今日は、僕がなぜ父親の後を継いでクリーニング屋になったのかを書きたいと思います。
僕は、もともとクリーニング屋をやろうという気持ちは無く、高校卒業後建設関係の専門学校に進学して、就職先もシールド工法というトンネル掘削技術を得意とする会社に入社して、現場監督として働いていました。その仕事は、体力的にはハードな仕事でしたが、仕事は楽しく現場の仲間もみないい人達でやりがいのある仕事でした。今でも、僕が建設に携わった地下鉄に乗ると、その時の思い出が頭に浮かんできます。僕は、その仕事をずっと続けていきたいと考えていました。ところが、25歳になったある時、僕の体に異変が起きました。突然、腰に激痛が走ったのです。これはまずいと思い、病院に行って診察をしてもらうと、1か月以上は入院して治療が必要との診断を受けました。もちろん仕事はしばらくの間休まなければなりませんでした。建設現場での仕事は体力勝負で、現場監督とはいえまだ若い自分は、力仕事をしたりしていました。僕は、体も大きく、力には自信があったので、その様な仕事を率先してやっていました。そんな毎日の仕事が、知らない間に腰に大きな負担をかけていたのです。
病床で僕は、「このままこの仕事を続けていていいのだろうか?回復して復帰したとしても、いつまた腰痛が襲ってくるか分からない!仕事を休めば、会社にも迷惑かけるな。やっぱりクリーニング屋を継いだ方がいいのかな?」と考えるようになりました。
そんな時、僕の病室に運送会社を経営するある患者さんが、交通事故で怪我をして入院してきました。
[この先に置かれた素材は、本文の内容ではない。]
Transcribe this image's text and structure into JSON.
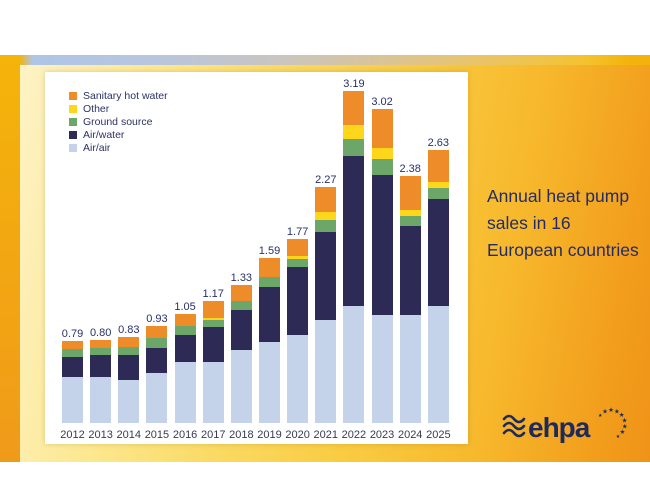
{
  "caption": "Annual heat pump sales in 16 European countries",
  "logo": {
    "text": "ehpa"
  },
  "colors": {
    "sanitary_hot_water": "#ED8C28",
    "other": "#FED61C",
    "ground_source": "#6CA668",
    "air_water": "#2E2A56",
    "air_air": "#C5D3EA",
    "label_navy": "#28306B",
    "caption_navy": "#232C64"
  },
  "chart_data": {
    "type": "bar",
    "stacked": true,
    "unit": "million units",
    "grid": false,
    "legend_position": "top-left",
    "categories": [
      "2012",
      "2013",
      "2014",
      "2015",
      "2016",
      "2017",
      "2018",
      "2019",
      "2020",
      "2021",
      "2022",
      "2023",
      "2024",
      "2025"
    ],
    "series": [
      {
        "name": "Air/air",
        "color": "#C5D3EA",
        "values": [
          0.44,
          0.44,
          0.41,
          0.48,
          0.59,
          0.59,
          0.7,
          0.78,
          0.85,
          0.99,
          1.13,
          1.04,
          1.04,
          1.13
        ]
      },
      {
        "name": "Air/water",
        "color": "#2E2A56",
        "values": [
          0.19,
          0.21,
          0.24,
          0.24,
          0.26,
          0.33,
          0.39,
          0.53,
          0.65,
          0.85,
          1.44,
          1.34,
          0.85,
          1.02
        ]
      },
      {
        "name": "Ground source",
        "color": "#6CA668",
        "values": [
          0.08,
          0.07,
          0.08,
          0.1,
          0.08,
          0.07,
          0.08,
          0.09,
          0.08,
          0.11,
          0.16,
          0.16,
          0.1,
          0.11
        ]
      },
      {
        "name": "Other",
        "color": "#FED61C",
        "values": [
          0.0,
          0.0,
          0.0,
          0.0,
          0.0,
          0.02,
          0.0,
          0.0,
          0.03,
          0.08,
          0.14,
          0.1,
          0.06,
          0.06
        ]
      },
      {
        "name": "Sanitary hot water",
        "color": "#ED8C28",
        "values": [
          0.08,
          0.08,
          0.1,
          0.11,
          0.12,
          0.16,
          0.16,
          0.19,
          0.16,
          0.24,
          0.32,
          0.38,
          0.33,
          0.31
        ]
      }
    ],
    "totals": [
      "0.79",
      "0.80",
      "0.83",
      "0.93",
      "1.05",
      "1.17",
      "1.33",
      "1.59",
      "1.77",
      "2.27",
      "3.19",
      "3.02",
      "2.38",
      "2.63"
    ],
    "ylim": [
      0,
      3.3
    ]
  }
}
その患者さんには、小学校3年生位の娘さんがいて、学校が終わると、毎日のようにお父さんのお見舞いに来ていました。
僕は、とても子供が好きな性格です。子供には、それが分かるのでしょうか!いつしか、その子は、僕のベットのそばに来て腰をかけては、色々と話をするようになりました。とても素直でかわいらしい子供でした。その子は、とても人懐っこく、僕がリハビリの為に外出許可をもらって、隣町の春日部まで電車で出かけた時には、僕について来たくらいでした(笑) そんな子でしたから、他人の子供なのに、なぜか自分の子供のような気がしてとてもかわいかったです。
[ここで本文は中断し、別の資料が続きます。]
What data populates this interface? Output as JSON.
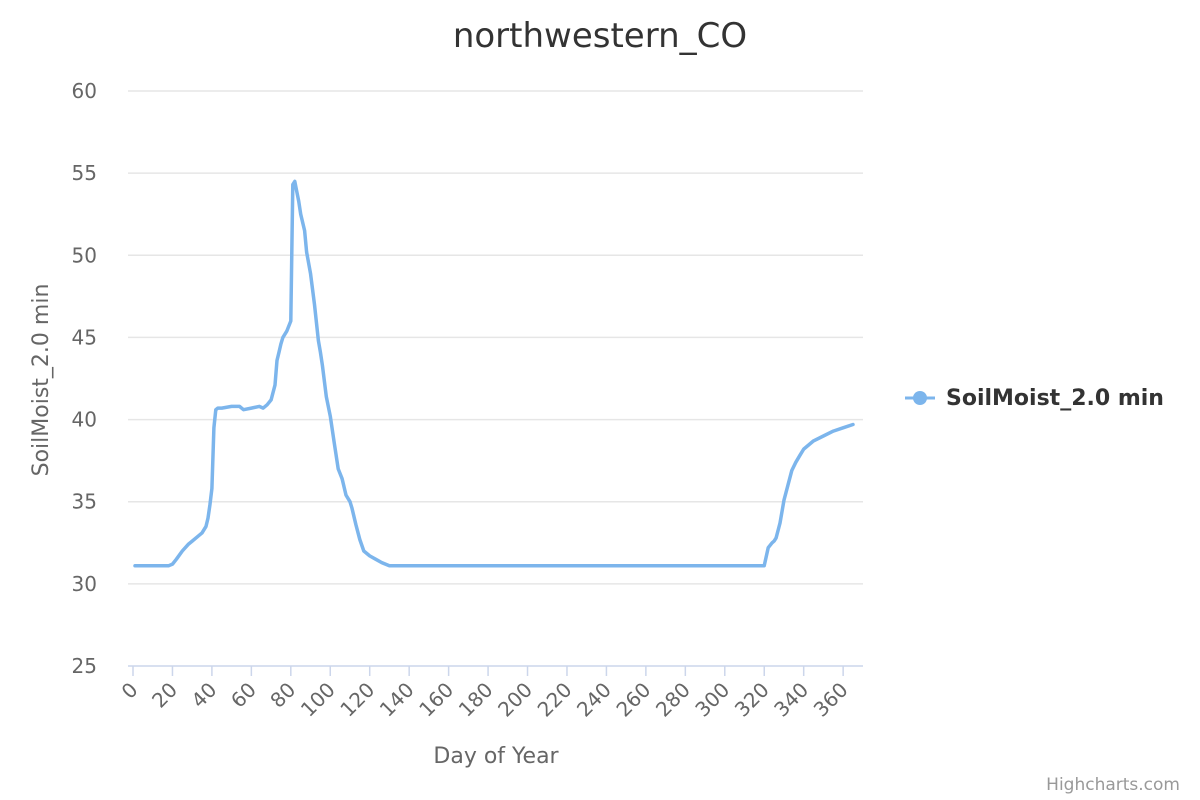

その子が、ある日僕にくれた言葉が人生の転機になりました。それは、「お兄ちゃんはね、お父さんと同じで、目がとても優しいの!お父さんはね、私達の為に毎日お仕事がんばってるんだよ!」という言葉でした。とても、嬉しかったです。話を聞くと、その子のお父さんも自営業なので、子供たちは親が働いている姿を毎日見ていたのです。それは、僕の子供の時と同じ境遇でした!クリーニング屋を継ごうと思っていなかった自分でしたが、一生懸命働いていた両親の姿を見ていた自分は、親への感謝の気持ちだけは、ずっと持ち続けていました。僕は、特に取り得のある人間ではありませんが、胸を張って言えるのは、人の心の痛みだけはわかる人間になれたという事です。当たり前の事ですが、電車の中でお年寄りや体の不自由な人をみかけたら、席を譲ったり、困っている人をみかけたら声をかけたりします。そのような自分になれたのは、両親のおかげだと思っています。そんな、僕を育ててくれた、両親が築いたお店をたった一代で終わらせるわけにはいかないと思ったのです。
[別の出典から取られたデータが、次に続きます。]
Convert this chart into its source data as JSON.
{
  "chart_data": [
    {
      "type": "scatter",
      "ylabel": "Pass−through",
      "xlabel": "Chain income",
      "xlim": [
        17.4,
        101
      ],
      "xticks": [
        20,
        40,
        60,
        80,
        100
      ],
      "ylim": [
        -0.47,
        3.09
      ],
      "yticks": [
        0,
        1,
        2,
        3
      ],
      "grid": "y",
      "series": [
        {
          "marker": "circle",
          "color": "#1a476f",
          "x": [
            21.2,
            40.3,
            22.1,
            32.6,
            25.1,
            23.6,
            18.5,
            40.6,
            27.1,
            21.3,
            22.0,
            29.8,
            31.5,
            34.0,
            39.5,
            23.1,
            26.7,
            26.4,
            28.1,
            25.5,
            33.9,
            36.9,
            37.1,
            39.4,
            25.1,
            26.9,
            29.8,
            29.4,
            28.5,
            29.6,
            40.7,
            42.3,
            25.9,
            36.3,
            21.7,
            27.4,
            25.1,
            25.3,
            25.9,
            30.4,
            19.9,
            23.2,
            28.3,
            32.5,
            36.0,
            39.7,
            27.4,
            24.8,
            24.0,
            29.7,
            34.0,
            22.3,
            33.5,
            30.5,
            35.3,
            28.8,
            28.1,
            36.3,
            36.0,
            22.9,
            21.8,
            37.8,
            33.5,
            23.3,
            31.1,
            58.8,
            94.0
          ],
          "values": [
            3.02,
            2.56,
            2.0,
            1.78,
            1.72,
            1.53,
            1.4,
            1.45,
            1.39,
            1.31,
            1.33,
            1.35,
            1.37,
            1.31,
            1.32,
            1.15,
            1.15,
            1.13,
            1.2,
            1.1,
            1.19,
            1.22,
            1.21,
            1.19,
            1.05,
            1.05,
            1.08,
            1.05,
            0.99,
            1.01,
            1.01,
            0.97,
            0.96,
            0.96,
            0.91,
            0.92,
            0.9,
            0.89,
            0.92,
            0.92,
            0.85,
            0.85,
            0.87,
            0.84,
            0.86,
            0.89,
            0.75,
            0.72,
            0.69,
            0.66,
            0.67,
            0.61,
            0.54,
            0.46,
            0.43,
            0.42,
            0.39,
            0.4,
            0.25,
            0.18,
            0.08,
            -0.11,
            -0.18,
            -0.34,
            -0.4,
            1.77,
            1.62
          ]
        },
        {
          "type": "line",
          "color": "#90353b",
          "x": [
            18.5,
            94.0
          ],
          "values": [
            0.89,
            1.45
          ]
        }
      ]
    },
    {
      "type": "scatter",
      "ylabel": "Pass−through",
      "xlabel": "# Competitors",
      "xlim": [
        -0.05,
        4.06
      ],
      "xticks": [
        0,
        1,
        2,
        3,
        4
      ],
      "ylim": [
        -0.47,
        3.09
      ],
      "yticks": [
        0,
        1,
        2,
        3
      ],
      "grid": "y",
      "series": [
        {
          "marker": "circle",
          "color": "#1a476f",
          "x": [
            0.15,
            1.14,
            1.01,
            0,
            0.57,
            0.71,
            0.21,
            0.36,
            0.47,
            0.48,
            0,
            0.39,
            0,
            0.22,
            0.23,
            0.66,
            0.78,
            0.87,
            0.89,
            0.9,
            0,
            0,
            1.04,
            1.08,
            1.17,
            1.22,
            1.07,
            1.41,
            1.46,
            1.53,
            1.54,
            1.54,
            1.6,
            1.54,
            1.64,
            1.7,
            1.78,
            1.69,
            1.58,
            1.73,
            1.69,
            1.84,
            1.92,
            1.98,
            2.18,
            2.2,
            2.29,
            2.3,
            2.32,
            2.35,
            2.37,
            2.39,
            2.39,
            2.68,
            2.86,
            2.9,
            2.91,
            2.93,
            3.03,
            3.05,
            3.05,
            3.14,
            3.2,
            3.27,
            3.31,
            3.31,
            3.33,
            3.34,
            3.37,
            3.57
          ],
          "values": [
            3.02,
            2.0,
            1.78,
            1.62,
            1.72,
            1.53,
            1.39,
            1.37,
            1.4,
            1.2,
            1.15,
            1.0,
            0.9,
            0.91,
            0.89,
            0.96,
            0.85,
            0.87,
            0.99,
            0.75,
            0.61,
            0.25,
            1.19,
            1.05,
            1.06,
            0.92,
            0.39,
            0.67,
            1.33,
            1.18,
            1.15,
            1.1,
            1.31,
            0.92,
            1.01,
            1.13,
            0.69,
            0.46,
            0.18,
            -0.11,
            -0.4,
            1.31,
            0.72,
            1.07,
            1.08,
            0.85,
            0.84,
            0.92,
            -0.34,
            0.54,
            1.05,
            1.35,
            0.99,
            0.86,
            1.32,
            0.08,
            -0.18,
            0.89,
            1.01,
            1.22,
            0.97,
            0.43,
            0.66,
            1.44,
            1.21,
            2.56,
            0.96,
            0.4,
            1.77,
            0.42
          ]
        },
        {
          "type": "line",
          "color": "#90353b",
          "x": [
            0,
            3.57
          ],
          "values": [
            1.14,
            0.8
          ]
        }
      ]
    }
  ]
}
そして、新たな夢が生まれました。それは、まだ結婚もしていない僕ですが、いつか大切にしたいと思う人に出逢ったら、その人と結婚して両親が築いたような家庭を築きたいと思うようになりました。自分の子供に自分が働いている姿を見せて、尊敬される父親になりたいと思ったのです。結婚できるかは、わかりませんがこれからもがんばっていこうと思います。